Capitol Hill Update, 5 May, 2014

House & Senate/Schedule: Both chambers are in session this week. The House will recess next week, but the Senate remains in session continuously through May 23rd.

Legislative Highlight of the Week: The House will hold a pair of votes this week relating to IRS official Lois Lerner. The first vote will be on a resolution (no number yet) holding Lerner in contempt of Congress for refusing to testify after being subpoenaed. The second, H.Res. 565, would direct Attorney General Eric Holder to appoint a special counsel to investigate the IRS targeting of conservative groups, which Lerner supervised.

House/ Education: On Thursday, the House will consider H.R. 10, the Success and Opportunity through Quality Charter Schools Act. Sponsored by Rep. John Kline (R-MN), this bill would set aside some federal education funding to be used to promote and assist in the founding of charter schools in the states.

Senate/Taxes: The Senate may take up S. 2261, the Tax Technical Corrections Act. Sponsored by Senator Ron Wyden (D-OR), this bill contains a large number extensions of tax code provisions that were slated to expire at the end of 2014. These include a wide range of credits, deductions, and depreciation allowances – some of which are beneficial, but many of which are blatant corporate welfare.

House/Taxes: The House will vote this week on only one of the “tax extenders” – the Research and Development Tax Credit. The American Research and Competitiveness Act, H.R. 4438, sponsored by Rep. Kevin Brady (R-TX), would extend this temporary R&D credit permanently.

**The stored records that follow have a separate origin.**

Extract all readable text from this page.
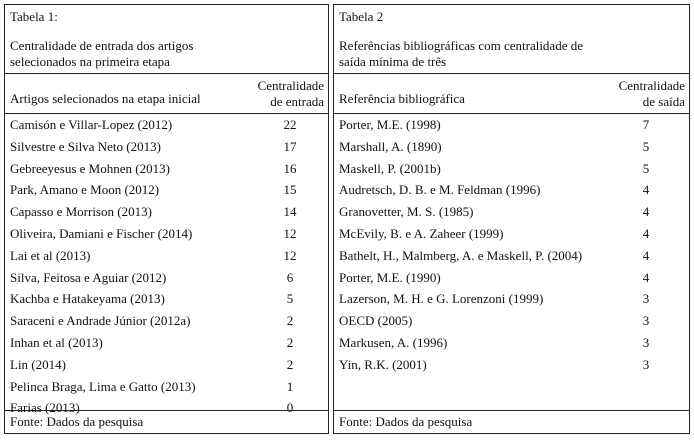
Tabela 1:
Centralidade de entrada dos artigos
selecionados na primeira etapa
Artigos selecionados na etapa inicial
Centralidade
de entrada
Camisón e Villar-Lopez (2012)	22
Silvestre e Silva Neto (2013)	17
Gebreeyesus e Mohnen (2013)	16
Park, Amano e Moon (2012)	15
Capasso e Morrison (2013)	14
Oliveira, Damiani e Fischer (2014)	12
Lai et al (2013)	12
Silva, Feitosa e Aguiar (2012)	6
Kachba e Hatakeyama (2013)	5
Saraceni e Andrade Júnior (2012a)	2
Inhan et al (2013)	2
Lin (2014)	2
Pelinca Braga, Lima e Gatto (2013)	1
Farias (2013)	0
Fonte: Dados da pesquisa
Tabela 2
Referências bibliográficas com centralidade de
saída mínima de três
Referência bibliográfica
Centralidade
de saída
Porter, M.E. (1998)	7
Marshall, A. (1890)	5
Maskell, P. (2001b)	5
Audretsch, D. B. e M. Feldman (1996)	4
Granovetter, M. S. (1985)	4
McEvily, B. e A. Zaheer (1999)	4
Bathelt, H., Malmberg, A. e Maskell, P. (2004)	4
Porter, M.E. (1990)	4
Lazerson, M. H. e G. Lorenzoni (1999)	3
OECD (2005)	3
Markusen, A. (1996)	3
Yin, R.K. (2001)	3
Fonte: Dados da pesquisa
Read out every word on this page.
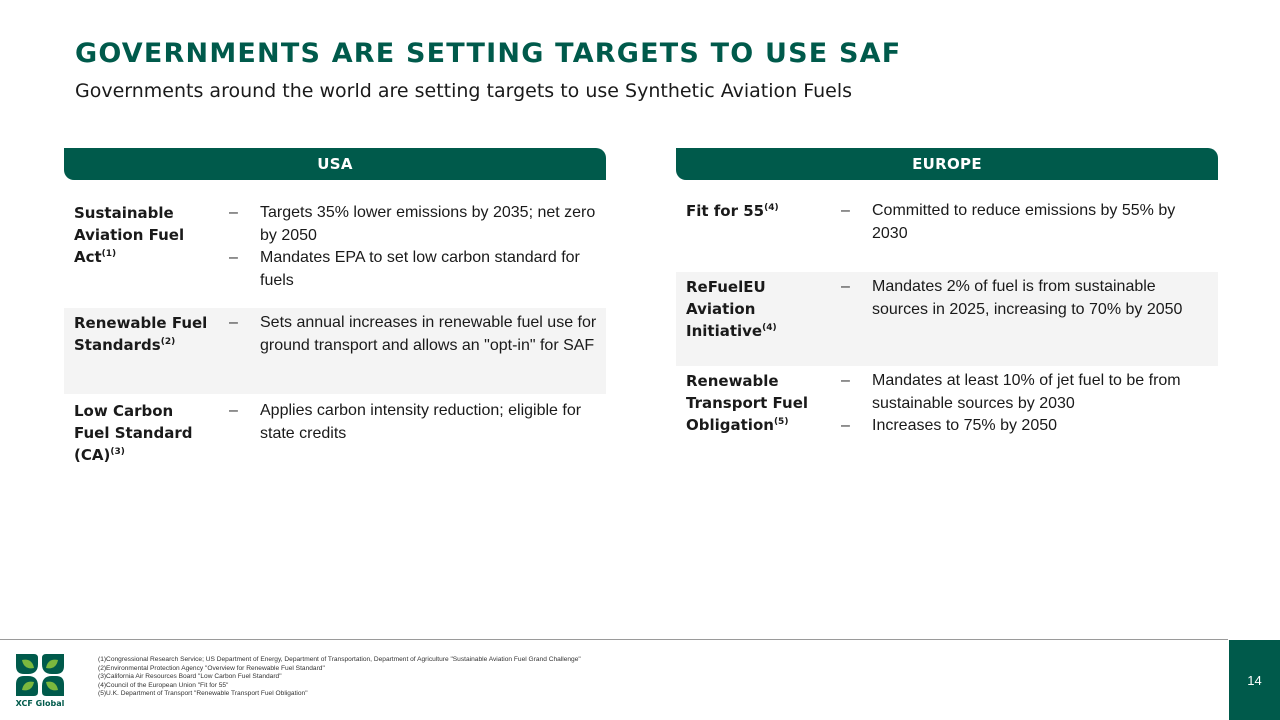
GOVERNMENTS ARE SETTING TARGETS TO USE SAF
Governments around the world are setting targets to use Synthetic Aviation Fuels
USA
Sustainable Aviation Fuel Act$^{(1)}$
– Targets 35% lower emissions by 2035; net zero by 2050
– Mandates EPA to set low carbon standard for fuels
Renewable Fuel Standards$^{(2)}$
– Sets annual increases in renewable fuel use for ground transport and allows an "opt-in" for SAF
Low Carbon Fuel Standard (CA)$^{(3)}$
– Applies carbon intensity reduction; eligible for state credits
EUROPE
Fit for 55$^{(4)}$
–	Committed to reduce emissions by 55% by 2030
ReFuelEU Aviation Initiative$^{(4)}$
– Mandates 2% of fuel is from sustainable sources in 2025, increasing to 70% by 2050
Renewable Transport Fuel Obligation$^{(5)}$
– Mandates at least 10% of jet fuel to be from sustainable sources by 2030
– Increases to 75% by 2050
XCF Global
(1)Congressional Research Service; US Department of Energy, Department of Transportation, Department of Agriculture "Sustainable Aviation Fuel Grand Challenge"
(2)Environmental Protection Agency "Overview for Renewable Fuel Standard"
(3)California Air Resources Board "Low Carbon Fuel Standard"
(4)Council of the European Union "Fit for 55"
(5)U.K. Department of Transport "Renewable Transport Fuel Obligation"
14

Senate/Energy: The Senate is likely to vote this week on S. 2262, the Energy Savings and Industrial Competitiveness Act. A bipartisan bill introduced by Senators Rob Portman (R-OH) and Jeanne Shaheen (D-NH), it would offer money to the states to be used for green energy and building projects, such as making government buildings more energy efficient. FreedomWorks has issued a Key Vote NO on this bill, because it is a misuse of taxpayer dollars – if states want to do these projects, they can fund them.